If there’s one thing we know about Jameela Jamil, she is not one to mince words. The British actress has always taken a firm stance on many issues affecting women, the LGBTQ+ community, and people of colour.
Now, The Good Place star is using her platform, and also her great sense of humour, to talk about the rare medical condition she lives with, while encouraging fans with symptoms to see their doctors pronto.
In a direct-to-camera video posted on TikTok and Instagram December 28, Jameela discussed with humour and frankness her life with Ehlers-Danlos Syndrome, or EDS, which, according to Mayo Clinic, is "a group of inherited disorders that affect your connective tissues." She expressed frustration because having such a condition "means always having people doubt your illness and injuries because you look okay."
The video begins with her pulling on her cheek to show just how elastic it is, and reassuring her fans that they’re not seeing some clever filter or camera trick.
"Hi, look at this, Jesus Christ! This is not an app or filter. It is my face, look at how elastic that is," she began.
After explaining the condition is due to EDS, she detailed her symptoms, and it turns out to be a long list. "The joints, nothing bends the right way, everything bends the wrong way,” she said, adding that it was very “sexy” indeed.
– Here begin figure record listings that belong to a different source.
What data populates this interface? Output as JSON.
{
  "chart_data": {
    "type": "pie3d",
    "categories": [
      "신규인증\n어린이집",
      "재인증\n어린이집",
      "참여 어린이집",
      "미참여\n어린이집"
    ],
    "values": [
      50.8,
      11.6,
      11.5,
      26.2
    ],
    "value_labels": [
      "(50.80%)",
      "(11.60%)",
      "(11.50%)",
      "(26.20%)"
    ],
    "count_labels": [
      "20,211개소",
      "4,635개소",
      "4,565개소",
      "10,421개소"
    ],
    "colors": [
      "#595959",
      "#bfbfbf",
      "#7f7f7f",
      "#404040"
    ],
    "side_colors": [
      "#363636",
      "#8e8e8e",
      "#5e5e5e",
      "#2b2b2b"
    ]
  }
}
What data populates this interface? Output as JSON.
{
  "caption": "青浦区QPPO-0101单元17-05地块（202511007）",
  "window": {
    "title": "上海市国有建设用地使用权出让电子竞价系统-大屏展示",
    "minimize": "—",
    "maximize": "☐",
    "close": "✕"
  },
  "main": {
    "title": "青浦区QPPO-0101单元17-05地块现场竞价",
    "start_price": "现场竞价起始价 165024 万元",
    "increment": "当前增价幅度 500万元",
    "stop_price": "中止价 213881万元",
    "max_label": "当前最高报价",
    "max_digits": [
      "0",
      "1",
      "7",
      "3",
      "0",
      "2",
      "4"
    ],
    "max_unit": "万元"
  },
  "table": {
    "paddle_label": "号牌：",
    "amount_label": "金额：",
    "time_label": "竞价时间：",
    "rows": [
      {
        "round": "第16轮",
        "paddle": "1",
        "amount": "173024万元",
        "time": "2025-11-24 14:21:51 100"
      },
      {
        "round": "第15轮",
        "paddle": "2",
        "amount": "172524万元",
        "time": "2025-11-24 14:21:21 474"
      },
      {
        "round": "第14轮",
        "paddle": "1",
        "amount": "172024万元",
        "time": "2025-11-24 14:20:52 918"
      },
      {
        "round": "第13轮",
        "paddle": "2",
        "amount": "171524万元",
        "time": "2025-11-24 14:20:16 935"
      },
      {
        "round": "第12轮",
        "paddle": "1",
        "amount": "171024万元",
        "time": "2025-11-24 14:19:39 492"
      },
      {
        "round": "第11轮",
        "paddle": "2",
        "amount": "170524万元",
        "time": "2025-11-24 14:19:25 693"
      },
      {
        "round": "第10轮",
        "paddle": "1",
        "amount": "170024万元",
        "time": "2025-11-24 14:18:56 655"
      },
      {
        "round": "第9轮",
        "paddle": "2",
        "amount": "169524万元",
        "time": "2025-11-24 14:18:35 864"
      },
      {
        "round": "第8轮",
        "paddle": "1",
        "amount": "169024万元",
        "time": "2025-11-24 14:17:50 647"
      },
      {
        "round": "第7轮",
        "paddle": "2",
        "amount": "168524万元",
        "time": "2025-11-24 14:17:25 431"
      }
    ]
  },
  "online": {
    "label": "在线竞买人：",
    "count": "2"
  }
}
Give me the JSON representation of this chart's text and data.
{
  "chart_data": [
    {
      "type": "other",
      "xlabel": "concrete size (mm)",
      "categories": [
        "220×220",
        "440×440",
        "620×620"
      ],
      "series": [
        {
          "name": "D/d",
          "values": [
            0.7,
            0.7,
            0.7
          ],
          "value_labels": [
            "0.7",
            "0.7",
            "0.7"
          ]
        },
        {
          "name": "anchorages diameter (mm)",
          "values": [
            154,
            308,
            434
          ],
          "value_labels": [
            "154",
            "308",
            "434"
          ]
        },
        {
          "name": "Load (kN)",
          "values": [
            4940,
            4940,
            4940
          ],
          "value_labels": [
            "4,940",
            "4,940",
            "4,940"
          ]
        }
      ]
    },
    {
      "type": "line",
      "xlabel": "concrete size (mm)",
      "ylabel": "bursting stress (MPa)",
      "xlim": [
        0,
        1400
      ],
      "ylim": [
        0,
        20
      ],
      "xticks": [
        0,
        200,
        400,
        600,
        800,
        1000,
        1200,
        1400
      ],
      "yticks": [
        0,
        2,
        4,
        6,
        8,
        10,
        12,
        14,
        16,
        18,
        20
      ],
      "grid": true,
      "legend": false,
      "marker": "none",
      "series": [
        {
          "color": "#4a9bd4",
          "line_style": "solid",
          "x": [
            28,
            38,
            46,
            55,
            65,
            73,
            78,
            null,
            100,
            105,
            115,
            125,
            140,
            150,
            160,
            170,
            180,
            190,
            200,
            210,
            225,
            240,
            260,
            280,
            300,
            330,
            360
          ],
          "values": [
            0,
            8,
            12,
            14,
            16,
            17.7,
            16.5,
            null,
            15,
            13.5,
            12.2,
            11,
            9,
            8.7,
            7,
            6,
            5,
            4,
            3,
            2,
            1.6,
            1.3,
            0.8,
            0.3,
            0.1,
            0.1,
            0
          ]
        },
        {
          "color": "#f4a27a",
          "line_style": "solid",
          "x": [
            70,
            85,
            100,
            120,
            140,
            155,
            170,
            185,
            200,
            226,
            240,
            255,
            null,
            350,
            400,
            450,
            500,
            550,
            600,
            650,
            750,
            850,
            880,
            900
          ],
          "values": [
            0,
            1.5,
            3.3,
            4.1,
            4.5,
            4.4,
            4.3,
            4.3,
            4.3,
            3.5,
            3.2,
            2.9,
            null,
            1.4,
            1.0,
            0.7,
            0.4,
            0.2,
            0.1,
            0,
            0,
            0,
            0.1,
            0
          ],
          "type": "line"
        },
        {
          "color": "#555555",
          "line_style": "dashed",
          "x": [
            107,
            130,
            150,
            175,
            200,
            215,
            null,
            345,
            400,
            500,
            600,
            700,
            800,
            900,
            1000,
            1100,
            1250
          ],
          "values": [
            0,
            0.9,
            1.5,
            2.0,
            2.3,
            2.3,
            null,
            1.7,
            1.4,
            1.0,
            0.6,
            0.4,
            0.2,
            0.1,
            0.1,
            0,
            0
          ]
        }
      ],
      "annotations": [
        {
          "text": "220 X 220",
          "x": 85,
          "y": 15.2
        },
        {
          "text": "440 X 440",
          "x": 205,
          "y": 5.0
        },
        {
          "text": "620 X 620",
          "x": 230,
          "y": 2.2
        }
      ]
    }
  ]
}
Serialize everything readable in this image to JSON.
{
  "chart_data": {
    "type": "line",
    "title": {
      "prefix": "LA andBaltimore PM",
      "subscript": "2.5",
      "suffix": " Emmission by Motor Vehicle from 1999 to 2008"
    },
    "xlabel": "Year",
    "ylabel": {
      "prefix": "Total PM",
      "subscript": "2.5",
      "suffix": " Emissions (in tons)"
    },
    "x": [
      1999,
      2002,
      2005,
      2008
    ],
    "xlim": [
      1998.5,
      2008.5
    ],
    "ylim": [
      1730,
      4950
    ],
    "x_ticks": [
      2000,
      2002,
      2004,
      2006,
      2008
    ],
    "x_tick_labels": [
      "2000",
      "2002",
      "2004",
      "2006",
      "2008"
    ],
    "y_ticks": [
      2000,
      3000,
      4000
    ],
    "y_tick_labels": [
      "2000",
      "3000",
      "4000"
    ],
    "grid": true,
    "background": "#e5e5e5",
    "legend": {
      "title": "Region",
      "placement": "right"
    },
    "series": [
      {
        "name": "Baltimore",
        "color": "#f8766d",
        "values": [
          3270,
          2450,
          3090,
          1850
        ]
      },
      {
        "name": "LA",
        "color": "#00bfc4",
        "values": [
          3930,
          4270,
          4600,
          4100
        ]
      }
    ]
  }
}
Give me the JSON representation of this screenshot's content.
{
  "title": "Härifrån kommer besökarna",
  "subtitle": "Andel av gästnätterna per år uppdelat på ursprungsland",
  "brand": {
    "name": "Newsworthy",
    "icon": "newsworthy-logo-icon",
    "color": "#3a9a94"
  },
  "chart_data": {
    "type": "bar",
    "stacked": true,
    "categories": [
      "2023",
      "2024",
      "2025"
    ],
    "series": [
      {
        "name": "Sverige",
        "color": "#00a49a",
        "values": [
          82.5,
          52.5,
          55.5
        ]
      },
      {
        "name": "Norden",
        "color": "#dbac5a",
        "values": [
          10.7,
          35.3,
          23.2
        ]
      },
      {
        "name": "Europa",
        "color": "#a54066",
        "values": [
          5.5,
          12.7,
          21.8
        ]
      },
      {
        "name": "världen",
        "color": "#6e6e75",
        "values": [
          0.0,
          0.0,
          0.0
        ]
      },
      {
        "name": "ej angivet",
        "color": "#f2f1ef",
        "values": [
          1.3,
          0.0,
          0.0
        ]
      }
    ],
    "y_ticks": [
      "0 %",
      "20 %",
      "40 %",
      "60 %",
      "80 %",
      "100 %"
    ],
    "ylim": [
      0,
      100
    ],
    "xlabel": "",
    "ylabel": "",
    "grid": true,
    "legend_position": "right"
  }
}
"It is a serious condition and affects every part of your body and your mind and it is a dangerous thing to have if you don’t know you have it,” she continued. “The way it affects bruising, bleeding, healing if you want to have a baby… I don’t drink, smoke, do drugs … it means you dislocate; your teeth are harder to work on, your struggles with migraines, random allergies.”
She then revealed that she wasn’t posting the video for people to gawk at her, but rather, she wants anyone who may have similar symptoms to see their doctor and get a diagnosis. “I am not a doctor but that’s why I want you to go to a doctor."
"If you’re struggling with your joints and accidents all the time, please look at the symptoms,” she concluded. “It really can save your life. The people who have it really look well. I love you, I’m with you, go get checked!"
It's not the first time Jameela has discussed having EDS. In 2019, the Ehlers-Danlos Society presented her with the Patient Advocate of the Year award for helping raise awareness about the rare condition.
"It's terrifying how many doctors still haven't heard of it,” she said at the time. “So many people have it, and so many more people than we realize as they don't know the symptoms, because the symptoms aren't being discussed en masse."
She has also previously described what the condition does to her and how it affects her daily life. "I have such severe eczema all over that my legs are covered in huge patches of pigment loss from scratching," she wrote in a now-deleted tweet. "I have a ton of stretch marks, and because I have Ehlers Danlos Syndrome, every time I cut, I scar."
The She-Hulk star also expressed frustration over people doubting her condition because it can sometimes appear "invisible." Speaking with Parade, she explained, "It's a severe lack of collagen, just to put in the most simple terms. It means complications with your bones, teeth, joints, skin and your vital organs. Basically, nothing works properly. You look like the absolute picture of health on the outside, and you're subjected to a lifetime of doubt cast on you by people who haven't lived with an invisible illness."
She has also previously spoken about using humour to draw attention to her syndrome in a “sexy” manner. Speaking with Ability Magazine, she said, "I also would like to show disability in a sexy way. That's something that I feel really passionately about, that I've been working towards," she said.
"People see people with disabilities as untouchable. And it's so not true. Many of my friends with cerebral palsy have wonderful sex lives, they get married, and they may be going to have babies. So, I'll keep working towards showing disability in a sexy light."